Muchos de ustedes ya saben que yo
tengo un tío mercedario que lleva más de 40 años en Brasil, donde ha dado toda
su vida al servicio del anuncio del Evangelio. Recuerdo con mucho cariño
aquellos veranos en que él venía y me llevaba de un lugar a otro, en los que yo
me convertía en su “monaguillo” y compañero inseparable. Pero también recuerdo
el momento triste en el que iba al aeropuerto con mi papá a despedir a mi tío.

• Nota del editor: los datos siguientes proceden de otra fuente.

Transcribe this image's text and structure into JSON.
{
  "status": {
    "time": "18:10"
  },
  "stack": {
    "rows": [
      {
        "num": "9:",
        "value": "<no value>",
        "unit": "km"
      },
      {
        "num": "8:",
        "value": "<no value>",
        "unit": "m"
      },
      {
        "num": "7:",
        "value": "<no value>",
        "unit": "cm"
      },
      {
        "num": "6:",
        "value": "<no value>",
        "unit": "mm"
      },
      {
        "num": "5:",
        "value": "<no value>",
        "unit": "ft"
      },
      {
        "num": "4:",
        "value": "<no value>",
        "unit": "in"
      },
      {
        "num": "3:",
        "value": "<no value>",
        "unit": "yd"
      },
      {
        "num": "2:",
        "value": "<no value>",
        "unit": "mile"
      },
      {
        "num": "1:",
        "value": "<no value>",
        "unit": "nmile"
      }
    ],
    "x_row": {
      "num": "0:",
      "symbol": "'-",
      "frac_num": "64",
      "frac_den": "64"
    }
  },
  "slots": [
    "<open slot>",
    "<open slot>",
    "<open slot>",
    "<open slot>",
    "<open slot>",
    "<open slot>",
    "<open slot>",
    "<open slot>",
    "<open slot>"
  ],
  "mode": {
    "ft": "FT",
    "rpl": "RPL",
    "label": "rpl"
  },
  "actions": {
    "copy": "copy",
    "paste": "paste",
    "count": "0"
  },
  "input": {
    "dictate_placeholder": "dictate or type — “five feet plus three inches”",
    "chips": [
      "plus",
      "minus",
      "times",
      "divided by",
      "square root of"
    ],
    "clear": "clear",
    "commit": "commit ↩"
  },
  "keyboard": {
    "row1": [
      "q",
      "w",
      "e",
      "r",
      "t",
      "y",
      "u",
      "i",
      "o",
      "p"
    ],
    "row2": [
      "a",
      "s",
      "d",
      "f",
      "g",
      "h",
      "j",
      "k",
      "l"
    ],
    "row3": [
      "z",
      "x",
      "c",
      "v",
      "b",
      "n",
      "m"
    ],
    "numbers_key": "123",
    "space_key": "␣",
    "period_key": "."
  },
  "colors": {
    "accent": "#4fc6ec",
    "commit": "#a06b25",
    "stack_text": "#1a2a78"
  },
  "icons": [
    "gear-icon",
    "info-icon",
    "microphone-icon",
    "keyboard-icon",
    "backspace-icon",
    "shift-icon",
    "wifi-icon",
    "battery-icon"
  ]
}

Para mí era muy duro, porque se me iba un amigo al que no volvería a ver hasta
tres años después. La opción para no pasar por ese momento triste en el
aeropuerto era no acompañarle, pero prefería estar con él para despedirle como
se merecía. Lo que siempre me admiró es que él se iba con una sonrisa, sabiendo
que a donde se dirigía estaba su vida, su misión y su vocación. Por eso yo… le
dejaba marchar.
Al leer el Evangelio de este domingo,
no he podido evitar recordar aquellas despedidas de mi tío en el aeropuerto,
porque creo que en el fondo se asemejan mucho a lo que vivieron los discípulos
y Jesús en la Ascensión.
Los discípulos quedan también tristes
porque se marcha el Maestro, el Amigo, el Mesías, el Confidente, el Ídolo de
todos ellos… Pero Jesús se marcha feliz y contento sabiendo que su misión en la
tierra ha terminado y que ahora debe estar junto al Padre acompañando al mundo
“desde otro lugar”.
Cuando yo despedía a mi tío, al poco
tiempo comenzaba a sonreír y pensar que mi tío era feliz allá donde iba. Cuando
los discípulos despidieron a Jesús que ascendía al cielo, descubrieron que
Jesús iba feliz también junto al Padre… y le dejaron marchar.